Der jüngste Fall in der Metro von São Paulo könnte mit viel Glück allerdings ein Nachspiel haben. Denn hier war kein „Black Bloc“ präsent, hier gab es keine vermummten Gestalten oder Maskenträger. Es waren lediglich unbewaffnete Arbeiter und Angestellte, Gewerkschaftsmitglieder in friedlichem Protest gegen schlechte Arbeitsbedingungen und bessere Bezahlung. Doch da Brasilien gerade jetzt vor der Weltmeisterschaft „funktionieren“ muss, wird augenscheinlich un och weniger zwischen „Gut und Böse“ unterschieden.
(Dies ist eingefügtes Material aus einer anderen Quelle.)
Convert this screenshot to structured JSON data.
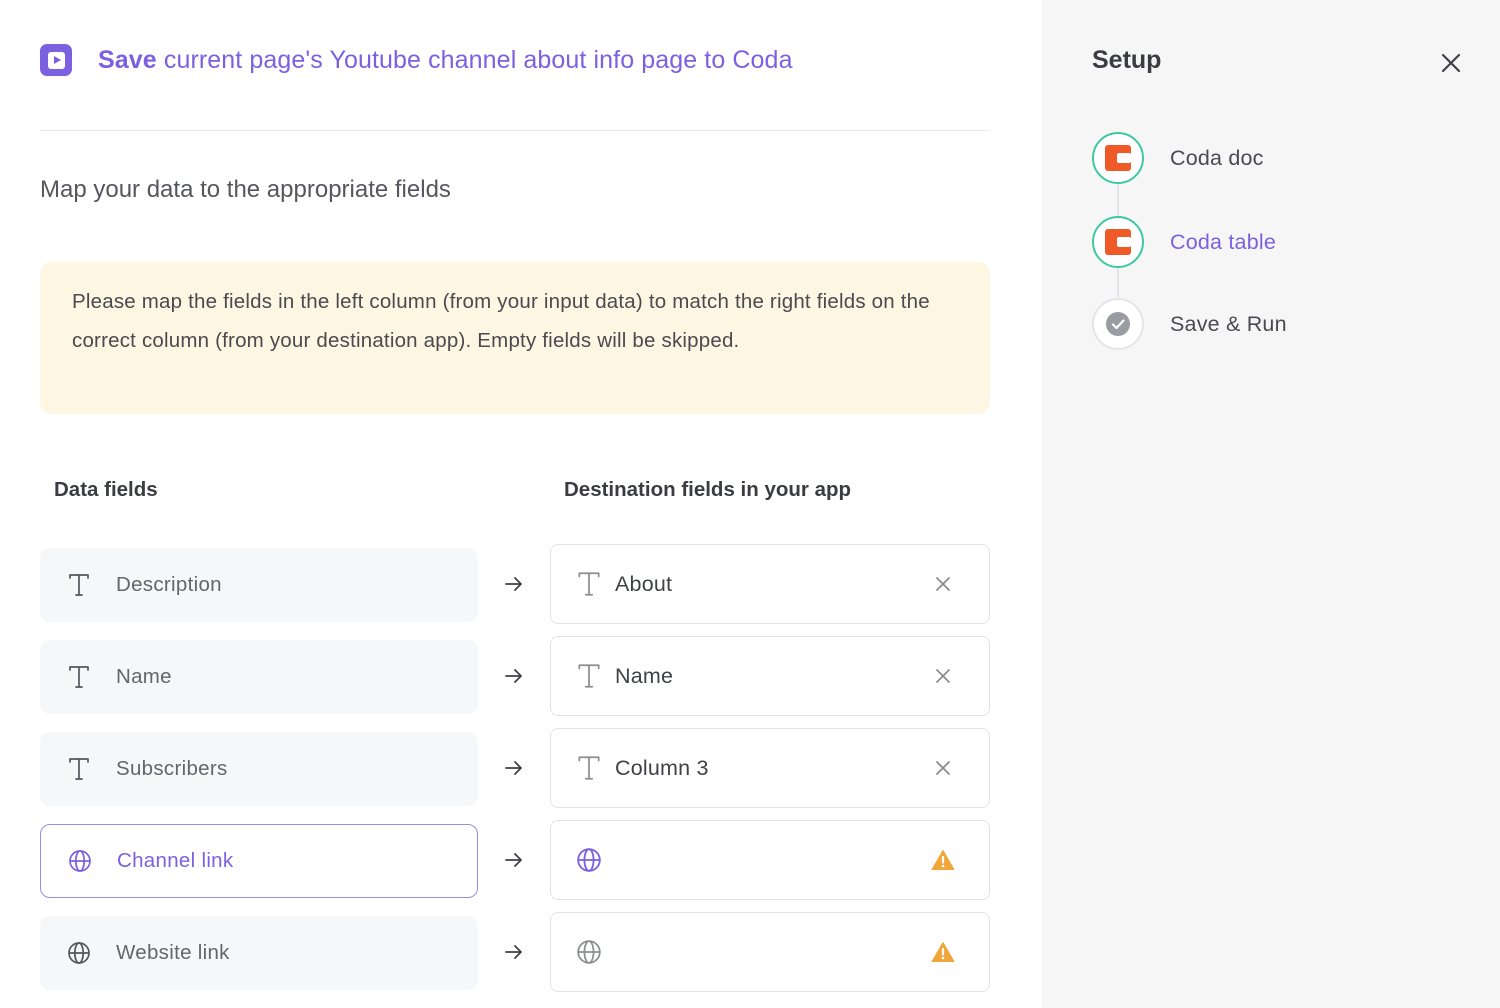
{
  "header": {
    "title_bold": "Save",
    "title_rest": " current page's Youtube channel about info page to Coda",
    "accent_color": "#7b61e0"
  },
  "main": {
    "subheading": "Map your data to the appropriate fields",
    "notice": "Please map the fields in the left column (from your input data) to match the right fields on the correct column (from your destination app). Empty fields will be skipped.",
    "data_fields_header": "Data fields",
    "destination_header": "Destination fields in your app",
    "mappings": [
      {
        "source_icon": "text-type-icon",
        "source": "Description",
        "dest_icon": "text-type-icon",
        "dest": "About",
        "action": "clear-icon"
      },
      {
        "source_icon": "text-type-icon",
        "source": "Name",
        "dest_icon": "text-type-icon",
        "dest": "Name",
        "action": "clear-icon"
      },
      {
        "source_icon": "text-type-icon",
        "source": "Subscribers",
        "dest_icon": "text-type-icon",
        "dest": "Column 3",
        "action": "clear-icon"
      },
      {
        "source_icon": "globe-icon",
        "source": "Channel link",
        "selected": true,
        "dest_icon": "globe-icon",
        "dest": "",
        "action": "warning-icon"
      },
      {
        "source_icon": "globe-icon",
        "source": "Website link",
        "dest_icon": "globe-icon",
        "dest": "",
        "action": "warning-icon"
      }
    ]
  },
  "sidebar": {
    "title": "Setup",
    "steps": [
      {
        "label": "Coda doc",
        "icon": "coda-logo-icon",
        "status": "complete"
      },
      {
        "label": "Coda table",
        "icon": "coda-logo-icon",
        "status": "active"
      },
      {
        "label": "Save & Run",
        "icon": "check-circle-icon",
        "status": "pending"
      }
    ]
  },
  "colors": {
    "accent": "#7b61e0",
    "notice_bg": "#fdf6e3",
    "step_complete": "#3cc9a1",
    "coda_orange": "#f05a28",
    "warning": "#f0a63a"
  }
}
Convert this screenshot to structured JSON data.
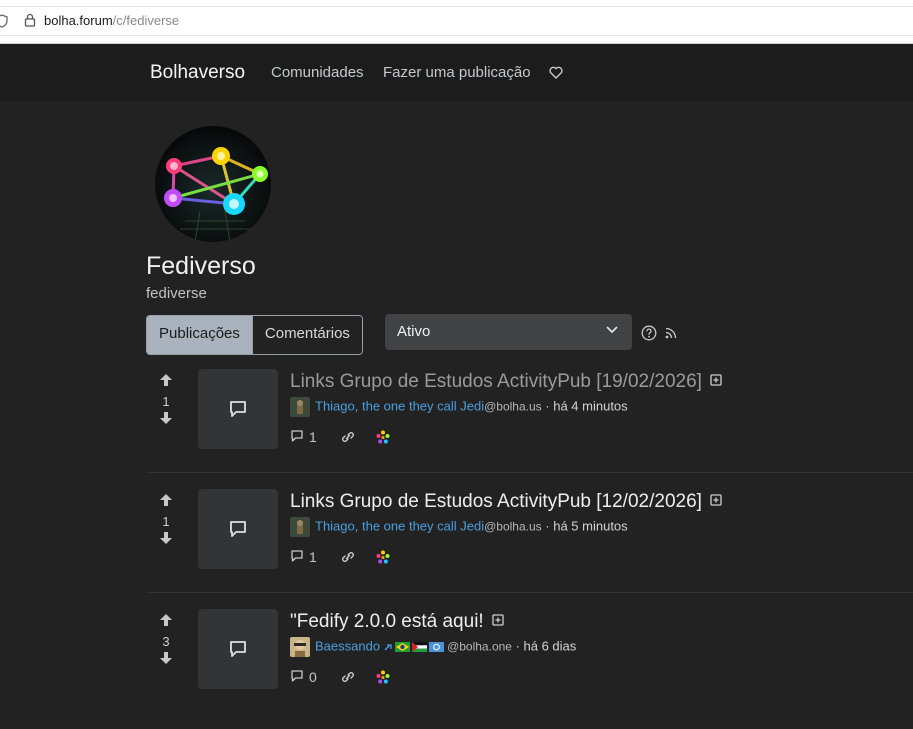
{
  "browser": {
    "url_host": "bolha.forum",
    "url_path": "/c/fediverse"
  },
  "nav": {
    "brand": "Bolhaverso",
    "links": [
      "Comunidades",
      "Fazer uma publicação"
    ]
  },
  "community": {
    "title": "Fediverso",
    "name": "fediverse"
  },
  "tabs": [
    "Publicações",
    "Comentários"
  ],
  "sort": {
    "selected": "Ativo"
  },
  "posts": [
    {
      "score": "1",
      "title": "Links Grupo de Estudos ActivityPub [19/02/2026]",
      "author": "Thiago, the one they call Jedi",
      "instance": "@bolha.us",
      "time": " · há 4 minutos",
      "comments": "1",
      "read": true
    },
    {
      "score": "1",
      "title": "Links Grupo de Estudos ActivityPub [12/02/2026]",
      "author": "Thiago, the one they call Jedi",
      "instance": "@bolha.us",
      "time": " · há 5 minutos",
      "comments": "1",
      "read": false
    },
    {
      "score": "3",
      "title": "\"Fedify 2.0.0 está aqui!",
      "author": "Baessando",
      "instance": "@bolha.one",
      "time": " · há 6 dias",
      "comments": "0",
      "read": false
    }
  ],
  "colors": {
    "background": "#222222",
    "nav": "#1c1c1c",
    "author_link": "#4a9fe0",
    "active_tab": "#a9b2bd"
  }
}
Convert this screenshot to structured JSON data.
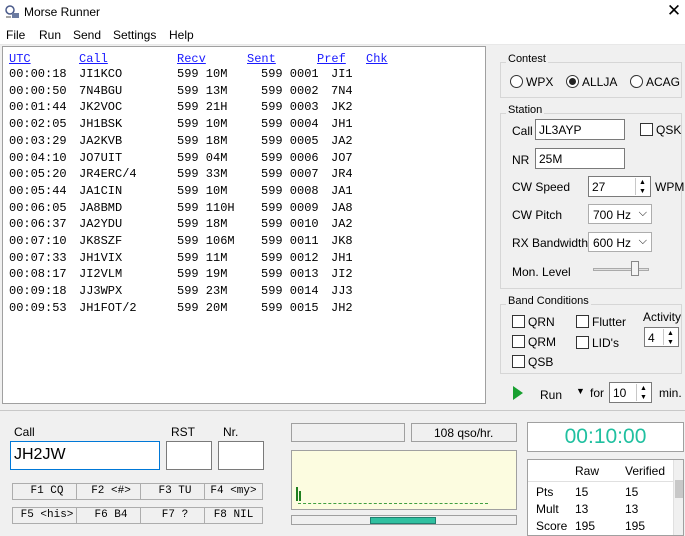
{
  "window": {
    "title": "Morse Runner",
    "icon": "morse-runner-app-icon",
    "close": "✕"
  },
  "menu": [
    "File",
    "Run",
    "Send",
    "Settings",
    "Help"
  ],
  "log": {
    "columns": [
      "UTC",
      "Call",
      "Recv",
      "Sent",
      "Pref",
      "Chk"
    ],
    "rows": [
      [
        "00:00:18",
        "JI1KCO",
        "599 10M",
        "599 0001",
        "JI1"
      ],
      [
        "00:00:50",
        "7N4BGU",
        "599 13M",
        "599 0002",
        "7N4"
      ],
      [
        "00:01:44",
        "JK2VOC",
        "599 21H",
        "599 0003",
        "JK2"
      ],
      [
        "00:02:05",
        "JH1BSK",
        "599 10M",
        "599 0004",
        "JH1"
      ],
      [
        "00:03:29",
        "JA2KVB",
        "599 18M",
        "599 0005",
        "JA2"
      ],
      [
        "00:04:10",
        "JO7UIT",
        "599 04M",
        "599 0006",
        "JO7"
      ],
      [
        "00:05:20",
        "JR4ERC/4",
        "599 33M",
        "599 0007",
        "JR4"
      ],
      [
        "00:05:44",
        "JA1CIN",
        "599 10M",
        "599 0008",
        "JA1"
      ],
      [
        "00:06:05",
        "JA8BMD",
        "599 110H",
        "599 0009",
        "JA8"
      ],
      [
        "00:06:37",
        "JA2YDU",
        "599 18M",
        "599 0010",
        "JA2"
      ],
      [
        "00:07:10",
        "JK8SZF",
        "599 106M",
        "599 0011",
        "JK8"
      ],
      [
        "00:07:33",
        "JH1VIX",
        "599 11M",
        "599 0012",
        "JH1"
      ],
      [
        "00:08:17",
        "JI2VLM",
        "599 19M",
        "599 0013",
        "JI2"
      ],
      [
        "00:09:18",
        "JJ3WPX",
        "599 23M",
        "599 0014",
        "JJ3"
      ],
      [
        "00:09:53",
        "JH1FOT/2",
        "599 20M",
        "599 0015",
        "JH2"
      ]
    ]
  },
  "contest": {
    "label": "Contest",
    "options": [
      {
        "label": "WPX",
        "selected": false
      },
      {
        "label": "ALLJA",
        "selected": true
      },
      {
        "label": "ACAG",
        "selected": false
      }
    ]
  },
  "station": {
    "label": "Station",
    "call_label": "Call",
    "call_value": "JL3AYP",
    "qsk_label": "QSK",
    "nr_label": "NR",
    "nr_value": "25M",
    "cw_speed_label": "CW Speed",
    "cw_speed_value": "27",
    "wpm_label": "WPM",
    "cw_pitch_label": "CW Pitch",
    "cw_pitch_value": "700 Hz",
    "rx_bw_label": "RX Bandwidth",
    "rx_bw_value": "600 Hz",
    "mon_level_label": "Mon. Level"
  },
  "band": {
    "label": "Band Conditions",
    "qrn": "QRN",
    "qrm": "QRM",
    "qsb": "QSB",
    "flutter": "Flutter",
    "lids": "LID's",
    "activity_label": "Activity",
    "activity_value": "4"
  },
  "run": {
    "label": "Run",
    "for_label": "for",
    "minutes_value": "10",
    "min_label": "min."
  },
  "entry": {
    "call_label": "Call",
    "call_value": "JH2JW",
    "rst_label": "RST",
    "rst_value": "",
    "nr_label": "Nr.",
    "nr_value": ""
  },
  "fkeys": [
    "F1 CQ",
    "F2 <#>",
    "F3 TU",
    "F4 <my>",
    "F5 <his>",
    "F6 B4",
    "F7 ?",
    "F8 NIL"
  ],
  "status": {
    "rate": "108 qso/hr."
  },
  "timer": {
    "value": "00:10:00",
    "color": "#20c0a0"
  },
  "score": {
    "columns": [
      "",
      "Raw",
      "Verified"
    ],
    "rows": [
      [
        "Pts",
        "15",
        "15"
      ],
      [
        "Mult",
        "13",
        "13"
      ],
      [
        "Score",
        "195",
        "195"
      ]
    ]
  }
}
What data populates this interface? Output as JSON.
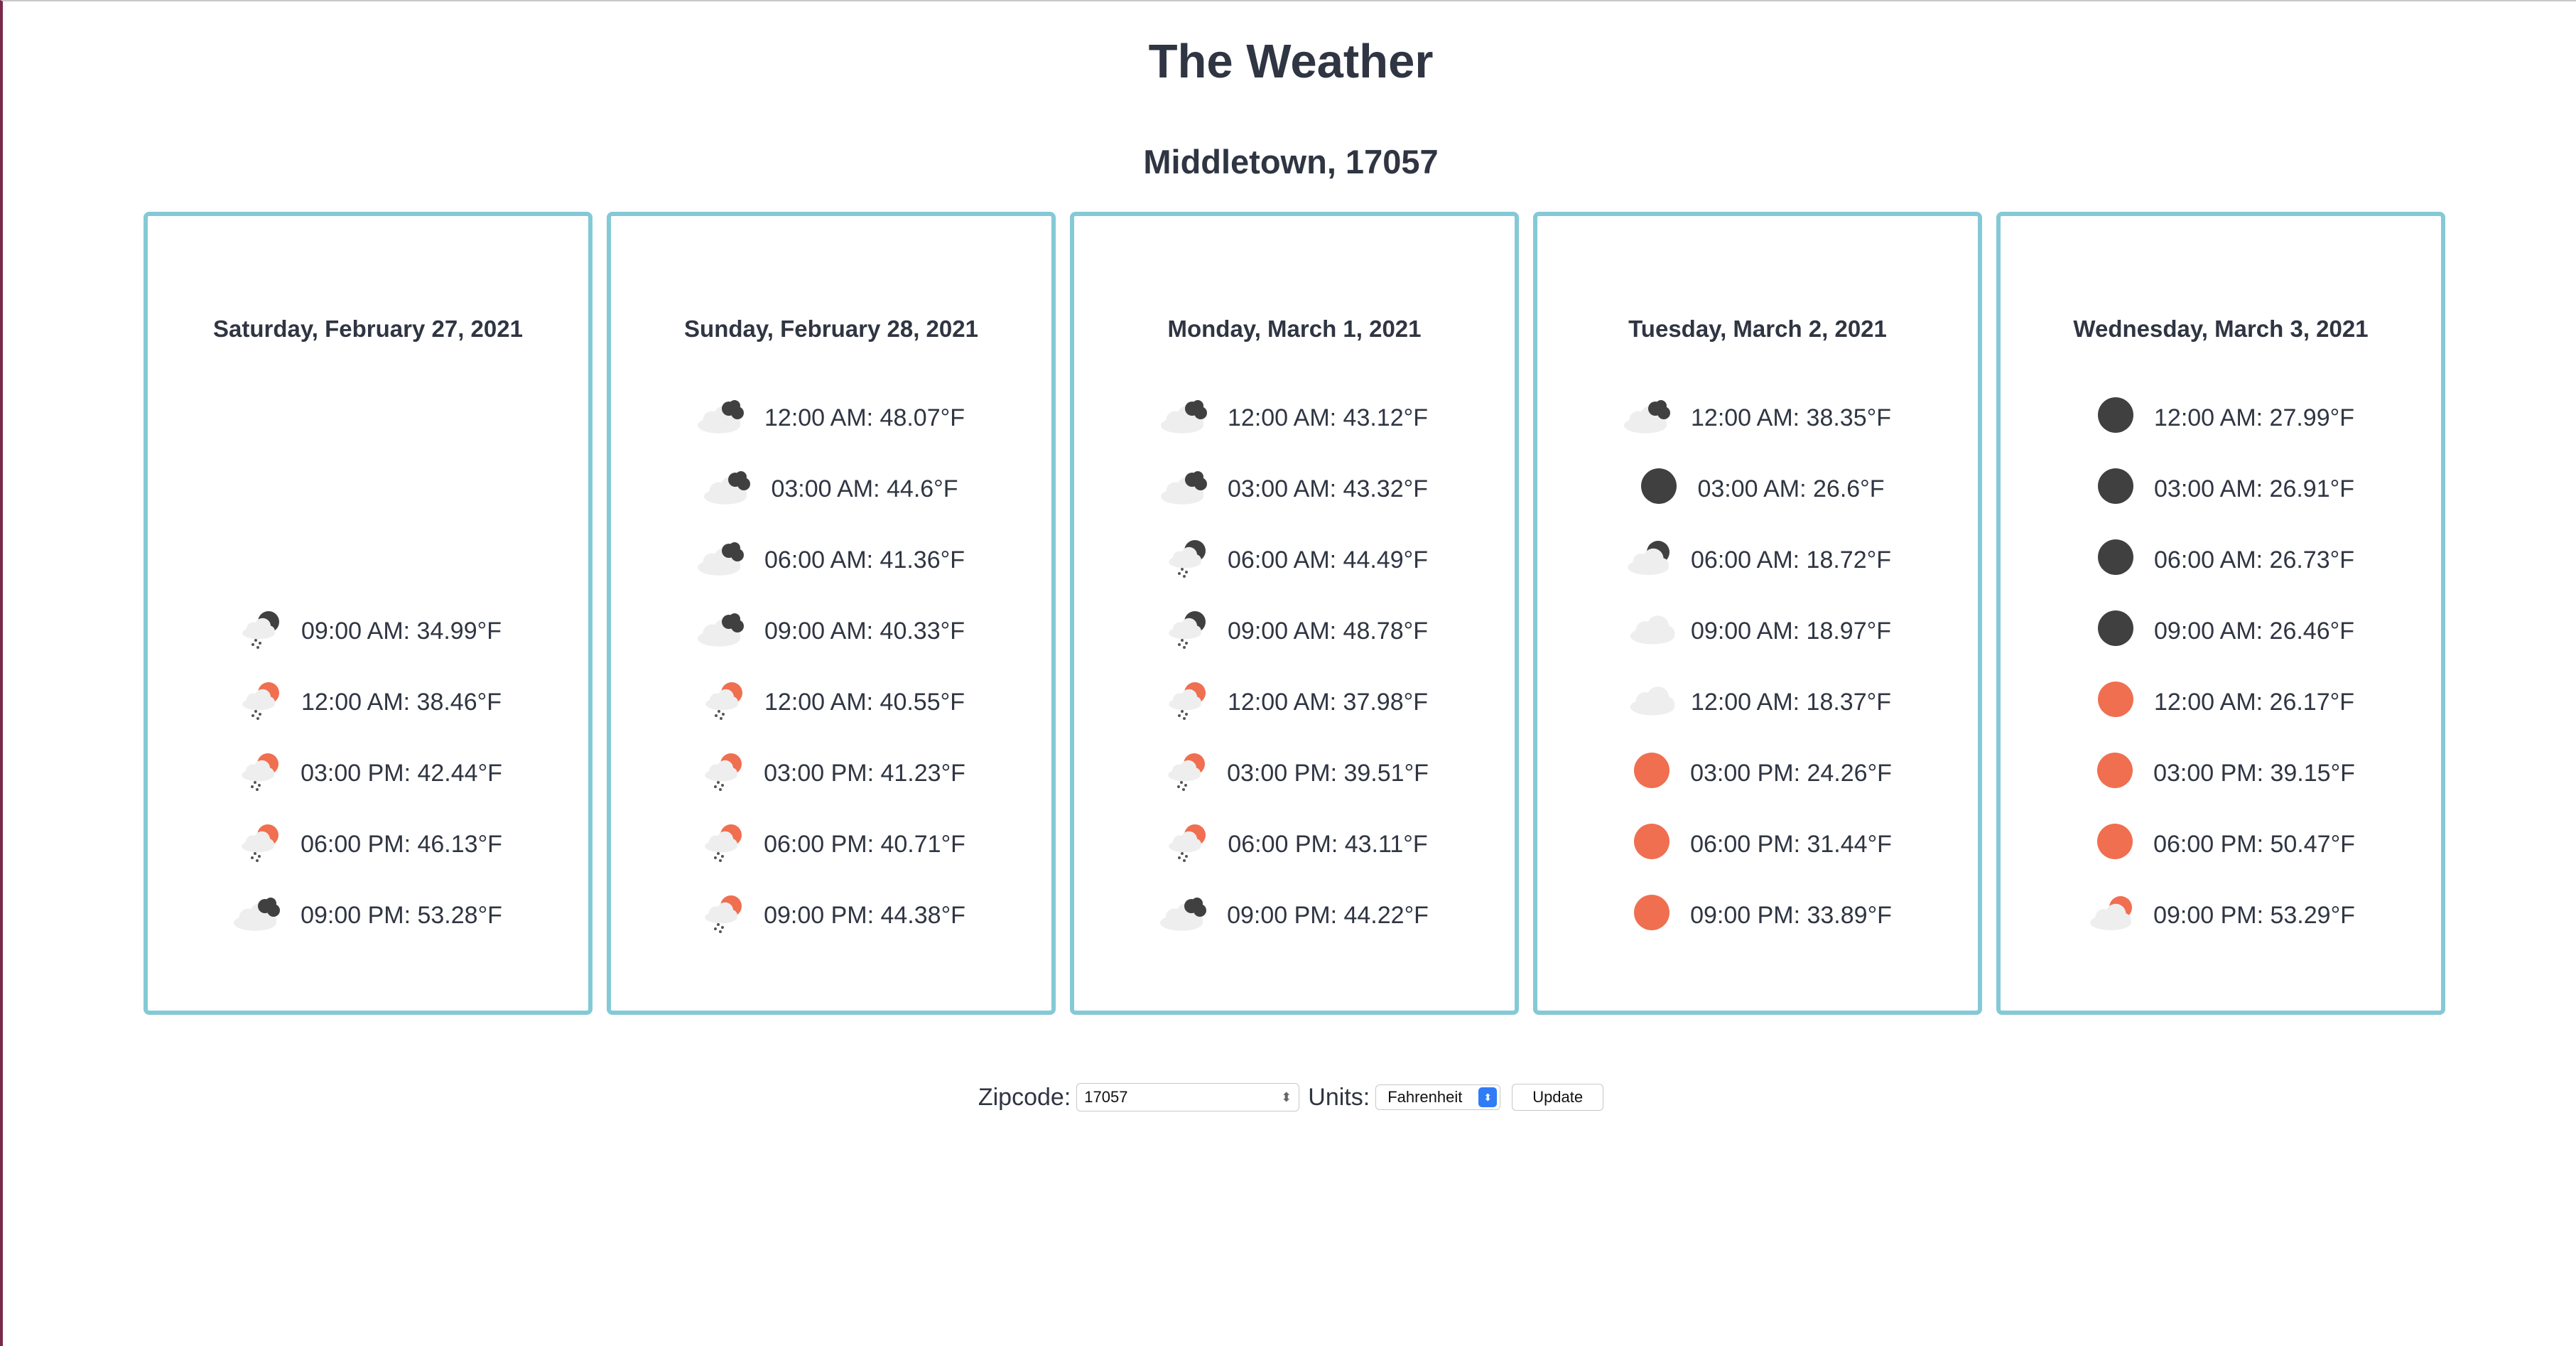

Und das nur gut 24 Stunden nach den Zusicherungen von Staatspräsidentin Dilma Rousseff, dass die Rechte von Demonstranten stets gewahrt blieben. „Eine Bedrohung der körperlichen Unversehrtheit von Menschen ist nicht hinnehmbar, seien es Journalisten oder Demonstranten (..) Das ist nicht akzeptabel und hat nichts mit Demokratie zu tun. (..) Wir werden die Rechte derjenigen garantieren, die Fußball sehen möchten aber auch die Rechte derjenigen, die demonstrieren“ so das Staatsoberhaupt am Donnerstag wortwörtlich über die bei der WM-Endrunde erwarteten Massenproteste. Aber das sollte auch für jede andere Demonstration gelten.